How can we change our minds about stocks when the data we're looking at is statistically insignificant? What is statistically significant is the Chicago Fed's National Activity Index – one of the most reliable indicators of GDP – and it's pointing down yet again. The CFNAI is a composite of 85 monthly indicators measuring all sorts of things like Manufacturing, Sales, Inventories, Prices, Shipping, etc. and, this month (March) 34 of them were negative. Sure that means 51 were positive but the net was 0 and AGAIN, I ask you, is that the kind of data that we should be paying all-time high prices for stocks against?

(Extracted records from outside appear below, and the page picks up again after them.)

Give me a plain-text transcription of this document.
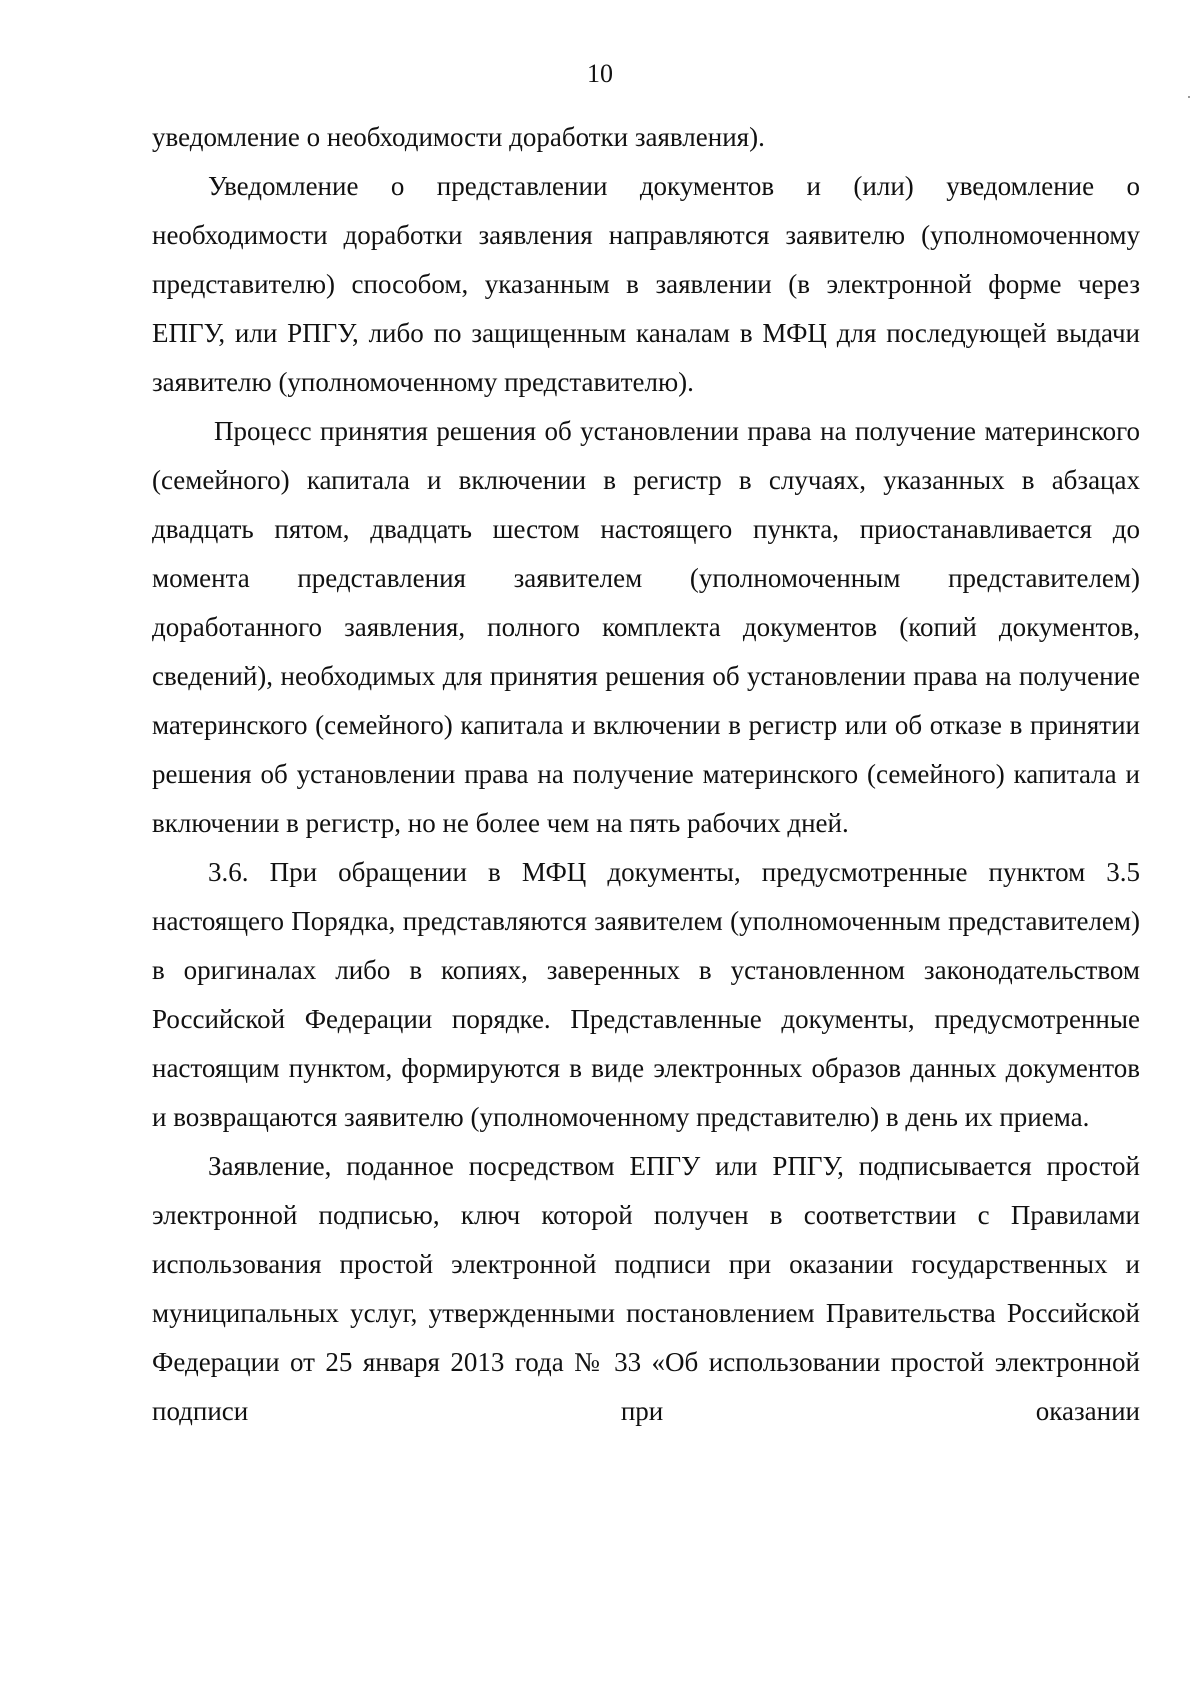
10

уведомление о необходимости доработки заявления).

Уведомление о представлении документов и (или) уведомление о необходимости доработки заявления направляются заявителю (уполномоченному представителю) способом, указанным в заявлении (в электронной форме через ЕПГУ, или РПГУ, либо по защищенным каналам в МФЦ для последующей выдачи заявителю (уполномоченному представителю).

Процесс принятия решения об установлении права на получение материнского (семейного) капитала и включении в регистр в случаях, указанных в абзацах двадцать пятом, двадцать шестом настоящего пункта, приостанавливается до момента представления заявителем (уполномоченным представителем) доработанного заявления, полного комплекта документов (копий документов, сведений), необходимых для принятия решения об установлении права на получение материнского (семейного) капитала и включении в регистр или об отказе в принятии решения об установлении права на получение материнского (семейного) капитала и включении в регистр, но не более чем на пять рабочих дней.

3.6. При обращении в МФЦ документы, предусмотренные пунктом 3.5 настоящего Порядка, представляются заявителем (уполномоченным представителем) в оригиналах либо в копиях, заверенных в установленном законодательством Российской Федерации порядке. Представленные документы, предусмотренные настоящим пунктом, формируются в виде электронных образов данных документов и возвращаются заявителю (уполномоченному представителю) в день их приема.

Заявление, поданное посредством ЕПГУ или РПГУ, подписывается простой электронной подписью, ключ которой получен в соответствии с Правилами использования простой электронной подписи при оказании государственных и муниципальных услуг, утвержденными постановлением Правительства Российской Федерации от 25 января 2013 года № 33 «Об использовании простой электронной подписи при оказании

I'm not saying the economy sucks. In fact, it's fantastic for the top 10%. I'm just saying that it's NOT the kind of broad-based recovery that makes me want to place long-term bets at 20+ multiples of earning because, as we discovered in 2008, those earnings projection can quickly turn out to be nothing but BS and the very last people to see it coming are the CEOs and CFOs who make those projections.

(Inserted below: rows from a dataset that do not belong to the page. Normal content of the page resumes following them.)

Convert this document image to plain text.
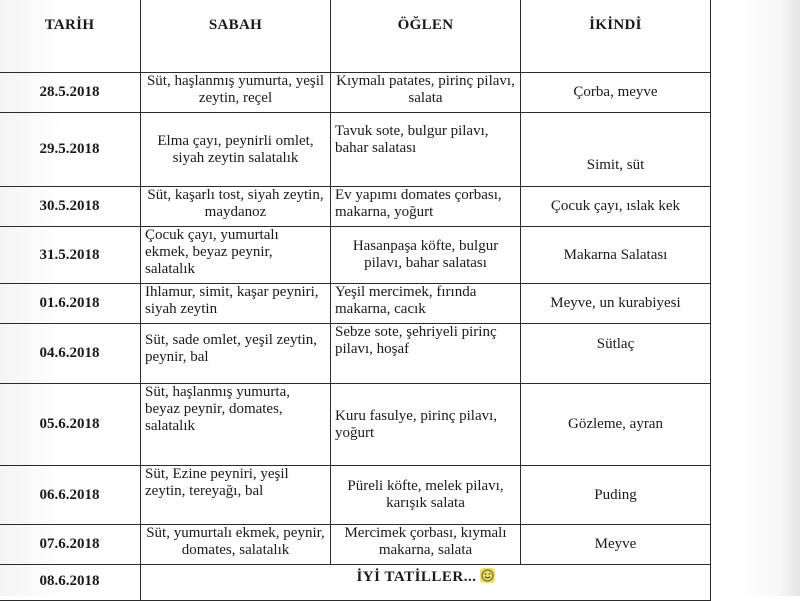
TARİH	SABAH	ÖĞLEN	İKİNDİ
28.5.2018	Süt, haşlanmış yumurta, yeşil zeytin, reçel	Kıymalı patates, pirinç pilavı, salata	Çorba, meyve
29.5.2018	Elma çayı, peynirli omlet, siyah zeytin salatalık	Tavuk sote, bulgur pilavı, bahar salatası	Simit, süt
30.5.2018	Süt, kaşarlı tost, siyah zeytin, maydanoz	Ev yapımı domates çorbası, makarna, yoğurt	Çocuk çayı, ıslak kek
31.5.2018	Çocuk çayı, yumurtalı ekmek, beyaz peynir, salatalık	Hasanpaşa köfte, bulgur pilavı, bahar salatası	Makarna Salatası
01.6.2018	Ihlamur, simit, kaşar peyniri, siyah zeytin	Yeşil mercimek, fırında makarna, cacık	Meyve, un kurabiyesi
04.6.2018	Süt, sade omlet, yeşil zeytin, peynir, bal	Sebze sote, şehriyeli pirinç pilavı, hoşaf	Sütlaç
05.6.2018	Süt, haşlanmış yumurta, beyaz peynir, domates, salatalık	Kuru fasulye, pirinç pilavı, yoğurt	Gözleme, ayran
06.6.2018	Süt, Ezine peyniri, yeşil zeytin, tereyağı, bal	Püreli köfte, melek pilavı, karışık salata	Puding
07.6.2018	Süt, yumurtalı ekmek, peynir, domates, salatalık	Mercimek çorbası, kıymalı makarna, salata	Meyve
08.6.2018	İYİ TATİLLER...		
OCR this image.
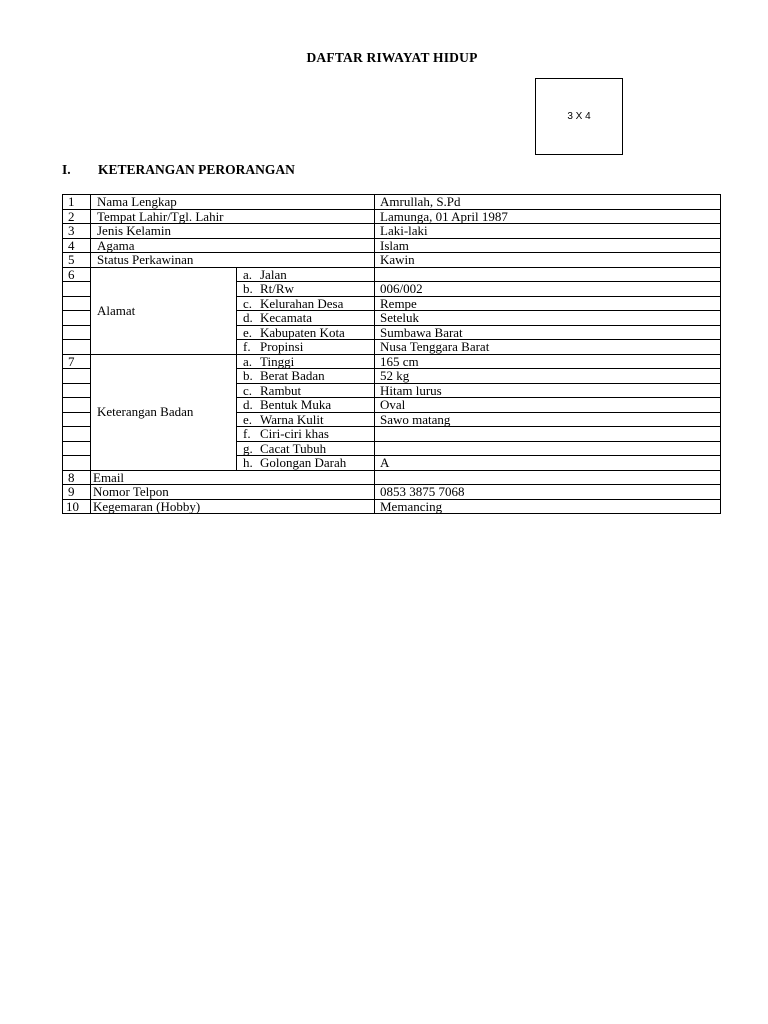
DAFTAR RIWAYAT HIDUP
3 X 4
I. KETERANGAN PERORANGAN
1	Nama Lengkap		Amrullah, S.Pd
2	Tempat Lahir/Tgl. Lahir		Lamunga, 01 April 1987
3	Jenis Kelamin		Laki-laki
4	Agama		Islam
5	Status Perkawinan		Kawin
6	Alamat	a. Jalan	
		b. Rt/Rw	006/002
		c. Kelurahan Desa	Rempe
		d. Kecamata	Seteluk
		e. Kabupaten Kota	Sumbawa Barat
		f. Propinsi	Nusa Tenggara Barat
7	Keterangan Badan	a. Tinggi	165 cm
		b. Berat Badan	52 kg
		c. Rambut	Hitam lurus
		d. Bentuk Muka	Oval
		e. Warna Kulit	Sawo matang
		f. Ciri-ciri khas	
		g. Cacat Tubuh	
		h. Golongan Darah	A
8	Email		
9	Nomor Telpon		0853 3875 7068
10	Kegemaran (Hobby)		Memancing
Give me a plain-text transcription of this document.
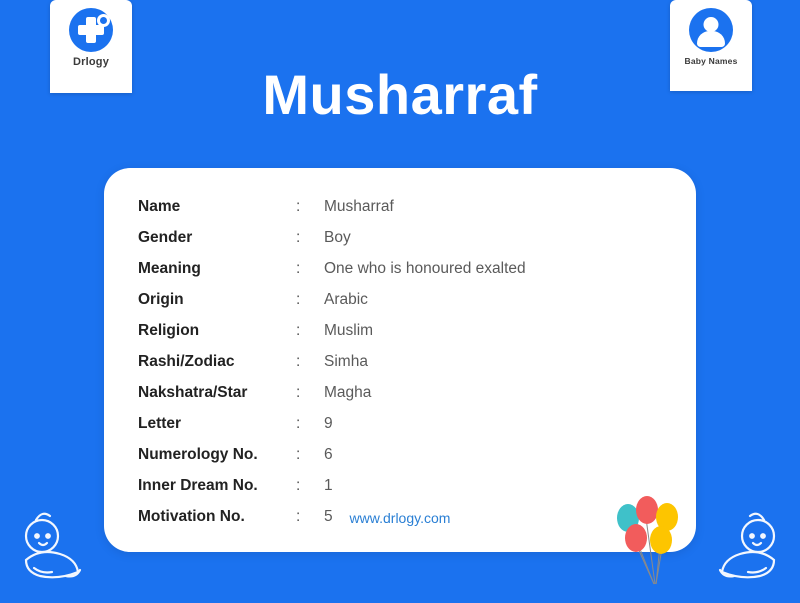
Drlogy	Baby Names
Musharraf
Name	:	Musharraf
Gender	:	Boy
Meaning	:	One who is honoured exalted
Origin	:	Arabic
Religion	:	Muslim
Rashi/Zodiac	:	Simha
Nakshatra/Star	:	Magha
Letter	:	9
Numerology No.	:	6
Inner Dream No.	:	1
Motivation No.	:	5	www.drlogy.com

As earnings reports are coming in, we're getting mixed signals. 85 of the S&P 500 have reported so far and 67% (57) have beaten on the revenue side, which sounds nice but it's below the 73% average and usually 58% beat on revenues (not that great, actually) but, so far, just 51% are over the line. Half, that's half. That means half the companies reporting are FAILING to make earnings – even with lowered expectations (the weather, late Easter, Bitcoin, Ukraine, Flight 370 – pick an excuse).
Worse than the light amount of beats is the strength of the beats – just 2% on the earnings side, barely 1/3 of the usual 5.8% average! Revenues are in fact 0.3% BELOW average expectations. Overall, if this trend continues, S&P 500 companies could have the first decline since Q3 of 2012, which led to a 10% sell-off in the S&P. As long as earnings keep going, you can fool some of the people all of the time but you can't fool all of the people all of the time if you're not even showing earnings growth – at a certain point, you have to at least pretend to justify your p/e ratios!

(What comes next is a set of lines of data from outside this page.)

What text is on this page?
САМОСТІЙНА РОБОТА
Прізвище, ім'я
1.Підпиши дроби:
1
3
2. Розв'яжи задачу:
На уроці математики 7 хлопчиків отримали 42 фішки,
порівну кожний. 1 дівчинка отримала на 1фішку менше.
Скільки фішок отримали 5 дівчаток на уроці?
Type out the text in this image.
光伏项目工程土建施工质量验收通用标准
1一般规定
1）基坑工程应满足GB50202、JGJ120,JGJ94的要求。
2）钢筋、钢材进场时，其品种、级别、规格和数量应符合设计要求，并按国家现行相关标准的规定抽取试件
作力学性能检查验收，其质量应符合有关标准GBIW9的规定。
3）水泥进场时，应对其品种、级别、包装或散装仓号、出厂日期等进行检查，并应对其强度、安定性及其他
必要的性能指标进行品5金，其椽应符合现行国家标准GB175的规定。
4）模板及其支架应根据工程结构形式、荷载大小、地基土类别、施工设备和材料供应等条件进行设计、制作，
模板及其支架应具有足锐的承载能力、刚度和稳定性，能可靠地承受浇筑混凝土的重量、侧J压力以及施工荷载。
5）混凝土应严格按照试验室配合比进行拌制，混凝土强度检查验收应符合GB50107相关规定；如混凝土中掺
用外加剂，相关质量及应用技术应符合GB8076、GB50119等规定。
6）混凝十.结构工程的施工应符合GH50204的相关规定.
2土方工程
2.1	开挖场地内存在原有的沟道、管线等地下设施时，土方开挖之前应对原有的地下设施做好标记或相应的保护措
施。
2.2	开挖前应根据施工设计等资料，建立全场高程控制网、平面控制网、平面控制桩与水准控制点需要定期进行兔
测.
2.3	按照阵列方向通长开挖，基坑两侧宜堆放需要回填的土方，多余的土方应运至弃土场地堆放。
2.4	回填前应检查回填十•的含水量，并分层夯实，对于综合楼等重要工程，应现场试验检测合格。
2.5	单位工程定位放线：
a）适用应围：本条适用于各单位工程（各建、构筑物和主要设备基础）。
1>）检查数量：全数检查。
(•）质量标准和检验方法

The above chart is from an excellent research paper from 2012, which correctly extrapolated the trend to our current p/e levels (Shiller measure is a bit higher than basic) and we're now 20% higher than when this chart was published. Taking emotions and opinions out of the equation, the bottom line is – we're really pushing our luck here and we all know what the outlying variable is here – THE FED! They are meddling in the economy and causing these discrepencies that make traditional economic models fall apart. Is that a good thing or will it doom us all? Who knows?
This is the kind of thing that will seem very obvious after the fact. I have been saying, since they bought Paulson in 2006, that the inevitable end-game to all this monetary tinkering would be hyperinflation. Not that that's a bad thing – it's the only way we'll ever pay off our debts without a default – we'll just inflate our problems away (like we did in the 70s, so don't act all shocked if we do it again).
As you can see from Doug Short's chart on the left, we already have some pretty stunning inflation – only we don't calculate inflation that way anymore. The gray area on the chart shows the way the Government calculated inflation before 1982 to keep it consistent and, if you are in the bottom 99%, I'll bet you KNOW which picture is more accurate in real life as well!
So all the BULLSHIT you hear from the Fed about having to keep money flowing to prevent DEflation is complete and utter crap. The Fed is trying to maintain 8-10% INFLATION in order to grow our GDP large enough to have even a remote chance of paying back our MASSIVE $17Tn debt. The debt is fixed for 10 and 30 years at about 3%, so if we grow our $16Tn GDP by 5% per year for 10 years, we get to $26Tn and suddenly we have dropped our debt to GDP ratio from 106% to a more manageable 65%.
That's the plan. Of course the plan falls apart if we borrow even more money during those 10 years. In fact, that's what went wrong pretty much every time we tried to grow our way out of trouble, wasn't it?